Nowadays, even milk goes off without emitting any cloying warning of its transition to unpalatability. This may of course be good for those of us with a toddler who regularly dribbles said liquid across the back seat of the car; time was, this meant a new car in extreme cases! But it should raise concerns, even among the sanguine, about food science and genetic modification.

It's not just the undesirable smells that have been driven from these islands: I can't recall the last time I noticed aftershave or perfume in a public place—or come to that a private one.

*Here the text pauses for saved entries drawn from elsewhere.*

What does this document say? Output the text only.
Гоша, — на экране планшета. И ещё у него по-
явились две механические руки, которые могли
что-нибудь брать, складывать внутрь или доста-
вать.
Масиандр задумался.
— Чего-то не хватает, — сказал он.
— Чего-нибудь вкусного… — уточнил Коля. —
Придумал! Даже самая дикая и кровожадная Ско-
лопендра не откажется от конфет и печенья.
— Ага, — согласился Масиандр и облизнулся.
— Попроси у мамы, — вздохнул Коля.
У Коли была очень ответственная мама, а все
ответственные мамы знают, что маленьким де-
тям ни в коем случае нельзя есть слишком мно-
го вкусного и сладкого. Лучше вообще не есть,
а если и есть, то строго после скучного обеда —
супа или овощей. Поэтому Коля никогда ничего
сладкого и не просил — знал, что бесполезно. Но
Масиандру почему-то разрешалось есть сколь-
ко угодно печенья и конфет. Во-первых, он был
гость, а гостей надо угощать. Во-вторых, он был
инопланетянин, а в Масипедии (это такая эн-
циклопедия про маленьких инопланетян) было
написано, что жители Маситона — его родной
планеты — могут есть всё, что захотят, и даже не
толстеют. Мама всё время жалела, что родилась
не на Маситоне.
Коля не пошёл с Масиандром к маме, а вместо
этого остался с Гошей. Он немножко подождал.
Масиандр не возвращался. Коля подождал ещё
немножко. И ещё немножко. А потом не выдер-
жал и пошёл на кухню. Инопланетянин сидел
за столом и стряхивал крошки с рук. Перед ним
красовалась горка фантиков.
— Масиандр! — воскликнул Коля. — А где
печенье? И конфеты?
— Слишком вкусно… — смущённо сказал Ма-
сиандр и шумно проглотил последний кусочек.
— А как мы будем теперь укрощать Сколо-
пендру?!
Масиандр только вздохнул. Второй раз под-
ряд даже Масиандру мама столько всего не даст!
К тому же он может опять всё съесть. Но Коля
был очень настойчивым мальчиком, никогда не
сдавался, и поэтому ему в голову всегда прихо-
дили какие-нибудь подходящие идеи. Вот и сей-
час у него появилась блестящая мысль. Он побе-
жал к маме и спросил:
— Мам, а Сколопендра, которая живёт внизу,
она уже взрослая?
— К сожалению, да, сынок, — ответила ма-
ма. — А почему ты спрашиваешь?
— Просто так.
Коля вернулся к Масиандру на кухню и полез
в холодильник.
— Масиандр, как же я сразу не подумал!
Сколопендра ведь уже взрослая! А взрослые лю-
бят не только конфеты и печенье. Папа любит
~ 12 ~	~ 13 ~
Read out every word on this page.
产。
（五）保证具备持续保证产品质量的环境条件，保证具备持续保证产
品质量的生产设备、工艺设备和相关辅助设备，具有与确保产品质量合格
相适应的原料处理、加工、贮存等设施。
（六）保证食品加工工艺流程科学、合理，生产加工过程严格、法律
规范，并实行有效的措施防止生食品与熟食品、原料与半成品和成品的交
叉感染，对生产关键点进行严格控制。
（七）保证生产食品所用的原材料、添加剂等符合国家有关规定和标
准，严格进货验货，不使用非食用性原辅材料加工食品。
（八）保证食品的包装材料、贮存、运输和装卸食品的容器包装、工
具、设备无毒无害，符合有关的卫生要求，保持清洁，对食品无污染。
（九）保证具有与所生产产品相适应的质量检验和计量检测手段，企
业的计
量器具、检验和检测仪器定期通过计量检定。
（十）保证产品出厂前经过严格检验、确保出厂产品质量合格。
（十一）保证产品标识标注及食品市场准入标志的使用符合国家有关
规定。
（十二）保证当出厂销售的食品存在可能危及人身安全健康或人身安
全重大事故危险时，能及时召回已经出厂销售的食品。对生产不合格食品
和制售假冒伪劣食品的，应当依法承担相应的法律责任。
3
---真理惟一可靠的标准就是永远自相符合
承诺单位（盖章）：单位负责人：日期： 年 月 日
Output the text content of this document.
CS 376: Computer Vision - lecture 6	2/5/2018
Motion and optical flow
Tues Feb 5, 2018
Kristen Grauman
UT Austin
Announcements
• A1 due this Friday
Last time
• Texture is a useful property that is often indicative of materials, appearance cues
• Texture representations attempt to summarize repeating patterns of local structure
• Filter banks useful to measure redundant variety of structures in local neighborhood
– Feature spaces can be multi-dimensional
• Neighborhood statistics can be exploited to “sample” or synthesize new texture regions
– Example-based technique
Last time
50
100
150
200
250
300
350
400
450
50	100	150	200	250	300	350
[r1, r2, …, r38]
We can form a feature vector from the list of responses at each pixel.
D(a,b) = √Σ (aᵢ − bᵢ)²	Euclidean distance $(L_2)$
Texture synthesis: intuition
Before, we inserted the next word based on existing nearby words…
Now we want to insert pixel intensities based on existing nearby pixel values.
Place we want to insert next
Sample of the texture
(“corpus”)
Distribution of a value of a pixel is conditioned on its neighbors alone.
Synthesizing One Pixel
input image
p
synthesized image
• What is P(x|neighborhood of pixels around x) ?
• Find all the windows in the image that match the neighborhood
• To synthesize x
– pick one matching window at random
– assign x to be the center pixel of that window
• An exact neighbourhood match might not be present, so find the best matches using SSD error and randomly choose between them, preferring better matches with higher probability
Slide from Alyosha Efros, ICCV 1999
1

We've become a SimpleTMr generation: washed yet unperfumed, cleansed but literally unremarkable, and the poorer for it. (This is not universal: many Italian and French women still inhabit scented microcosms, other European men retain their nasal sensibilities, but the Anglo-American world is aggressively fragrance-free.)

Most likely, this is just another Golden Age rant: no doubt something has been gained by the expulsion of scents and sinners, but I suspect much more has been surrendered. When bemoaning the loss of biodiversity, we should spare a thought for our noses too. If I were a dog, I would weep at such sterility (or whatever dogs do instead).